Tell her she's as useless as a condom.
I didn't know there was such thing as a bad orgasm. Until him.
In the future let's not drunk dive in the fountain in front of the hotel bar.
It's safe to say that bucket of tequila night can NEVER HAPPEN AGAIN.
Steve just broke his bong and some kid in an american flag bathing suit and no shirt just fell down the stairs. Its dangerous here
I vaguely remember telling a bum she was worth more than this
If you're in the liquor store 5 minutes before close, and you have to ask the cashier for a coin to flip to make a life decision because "vodka takes you to a bad place," you need to reevaluate your life.
Dylan just paid 30 bucks to have himself wrapped in the clear plastic they wrap luggage in at the airport.
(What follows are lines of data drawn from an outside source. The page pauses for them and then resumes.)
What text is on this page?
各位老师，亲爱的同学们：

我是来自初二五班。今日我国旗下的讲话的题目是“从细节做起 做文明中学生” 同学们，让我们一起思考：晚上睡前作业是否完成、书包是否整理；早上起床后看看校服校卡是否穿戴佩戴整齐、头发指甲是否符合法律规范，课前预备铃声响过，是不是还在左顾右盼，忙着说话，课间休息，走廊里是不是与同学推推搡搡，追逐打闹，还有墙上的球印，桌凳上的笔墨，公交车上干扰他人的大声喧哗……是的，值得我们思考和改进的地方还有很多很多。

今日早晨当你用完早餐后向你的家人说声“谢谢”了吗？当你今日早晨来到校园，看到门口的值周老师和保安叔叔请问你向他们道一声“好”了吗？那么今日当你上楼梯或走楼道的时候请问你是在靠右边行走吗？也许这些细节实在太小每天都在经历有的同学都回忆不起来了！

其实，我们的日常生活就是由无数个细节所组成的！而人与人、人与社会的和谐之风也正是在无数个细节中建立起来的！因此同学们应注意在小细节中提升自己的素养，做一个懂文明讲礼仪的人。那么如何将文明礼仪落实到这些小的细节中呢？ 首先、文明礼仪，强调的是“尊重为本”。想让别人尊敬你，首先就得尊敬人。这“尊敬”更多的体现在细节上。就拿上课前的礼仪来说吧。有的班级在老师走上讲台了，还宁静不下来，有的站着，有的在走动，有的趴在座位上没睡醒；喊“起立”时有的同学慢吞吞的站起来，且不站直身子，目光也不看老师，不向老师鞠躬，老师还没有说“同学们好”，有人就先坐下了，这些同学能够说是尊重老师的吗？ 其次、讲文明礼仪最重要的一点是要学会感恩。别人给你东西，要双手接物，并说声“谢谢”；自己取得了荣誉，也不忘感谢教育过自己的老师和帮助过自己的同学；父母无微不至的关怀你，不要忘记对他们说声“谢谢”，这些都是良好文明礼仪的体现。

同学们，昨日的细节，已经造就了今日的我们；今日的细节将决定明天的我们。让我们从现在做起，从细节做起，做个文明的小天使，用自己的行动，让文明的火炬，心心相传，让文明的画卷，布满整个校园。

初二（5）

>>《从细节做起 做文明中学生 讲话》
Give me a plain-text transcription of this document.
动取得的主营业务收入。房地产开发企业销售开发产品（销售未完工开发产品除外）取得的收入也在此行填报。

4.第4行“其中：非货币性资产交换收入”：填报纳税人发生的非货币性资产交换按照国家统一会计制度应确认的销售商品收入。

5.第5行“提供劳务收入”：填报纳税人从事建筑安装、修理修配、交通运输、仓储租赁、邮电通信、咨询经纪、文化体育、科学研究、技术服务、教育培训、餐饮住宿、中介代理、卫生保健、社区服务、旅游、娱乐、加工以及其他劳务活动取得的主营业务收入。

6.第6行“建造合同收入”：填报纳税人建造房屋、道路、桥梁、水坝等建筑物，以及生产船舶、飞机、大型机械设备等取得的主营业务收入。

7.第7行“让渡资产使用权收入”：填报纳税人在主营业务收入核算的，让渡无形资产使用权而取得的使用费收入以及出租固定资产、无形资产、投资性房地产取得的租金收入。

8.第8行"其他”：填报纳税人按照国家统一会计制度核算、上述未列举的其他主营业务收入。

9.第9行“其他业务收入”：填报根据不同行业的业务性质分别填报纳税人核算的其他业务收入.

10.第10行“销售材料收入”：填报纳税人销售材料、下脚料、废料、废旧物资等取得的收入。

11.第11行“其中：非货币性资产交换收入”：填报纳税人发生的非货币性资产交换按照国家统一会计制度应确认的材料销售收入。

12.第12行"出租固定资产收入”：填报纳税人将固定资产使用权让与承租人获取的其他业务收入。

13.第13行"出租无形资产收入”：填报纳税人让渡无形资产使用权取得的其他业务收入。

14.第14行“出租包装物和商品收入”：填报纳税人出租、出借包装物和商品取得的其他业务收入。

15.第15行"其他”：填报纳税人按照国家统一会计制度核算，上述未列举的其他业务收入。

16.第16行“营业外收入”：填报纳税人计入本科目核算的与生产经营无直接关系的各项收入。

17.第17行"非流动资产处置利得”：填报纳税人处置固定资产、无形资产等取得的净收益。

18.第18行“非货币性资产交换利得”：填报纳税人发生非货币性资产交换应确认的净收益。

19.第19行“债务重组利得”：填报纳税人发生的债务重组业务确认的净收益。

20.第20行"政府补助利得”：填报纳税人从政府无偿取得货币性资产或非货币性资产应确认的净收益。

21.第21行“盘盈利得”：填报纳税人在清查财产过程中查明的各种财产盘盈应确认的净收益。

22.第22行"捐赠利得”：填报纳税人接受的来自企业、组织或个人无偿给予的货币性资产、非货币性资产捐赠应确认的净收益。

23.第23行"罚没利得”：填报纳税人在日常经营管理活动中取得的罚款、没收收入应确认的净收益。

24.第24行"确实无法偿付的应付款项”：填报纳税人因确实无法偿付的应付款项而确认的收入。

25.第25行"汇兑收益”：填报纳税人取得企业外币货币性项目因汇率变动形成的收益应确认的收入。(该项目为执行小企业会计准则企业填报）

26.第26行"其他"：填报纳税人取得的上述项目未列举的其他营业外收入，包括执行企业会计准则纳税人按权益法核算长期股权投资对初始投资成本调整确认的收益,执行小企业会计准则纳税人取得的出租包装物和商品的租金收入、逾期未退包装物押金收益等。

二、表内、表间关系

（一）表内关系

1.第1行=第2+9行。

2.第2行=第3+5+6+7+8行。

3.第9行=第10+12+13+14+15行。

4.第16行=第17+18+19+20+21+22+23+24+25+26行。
Bring scissors.
Would you be mad if I just used the argument "I'm allowed to say that, my best friend is a lesbian"?
Never. I'm proud to help you win arguments.
Having a heartfelt conversation with your boyfriends mom while sexting her son. If that's not multitasking, I don't know what is.
Someone somewhere has a picture of me vomiting in a bus stop trash can while a drag queen held my hair for me.
Pride claims another victim
The lady at the front desk wished you a happy hangover.
Well 1) stay calm 2) stay safe 3) drink more
He's stripped out of his boxers and is dancing and slapping his dick with string cheese...I don't know whether to call for help or take a video.
Sorry I steam cleaned at 1:30 in the morning and that i'm such a drunk dumb child. On the bright side, my carpet has ever looked better.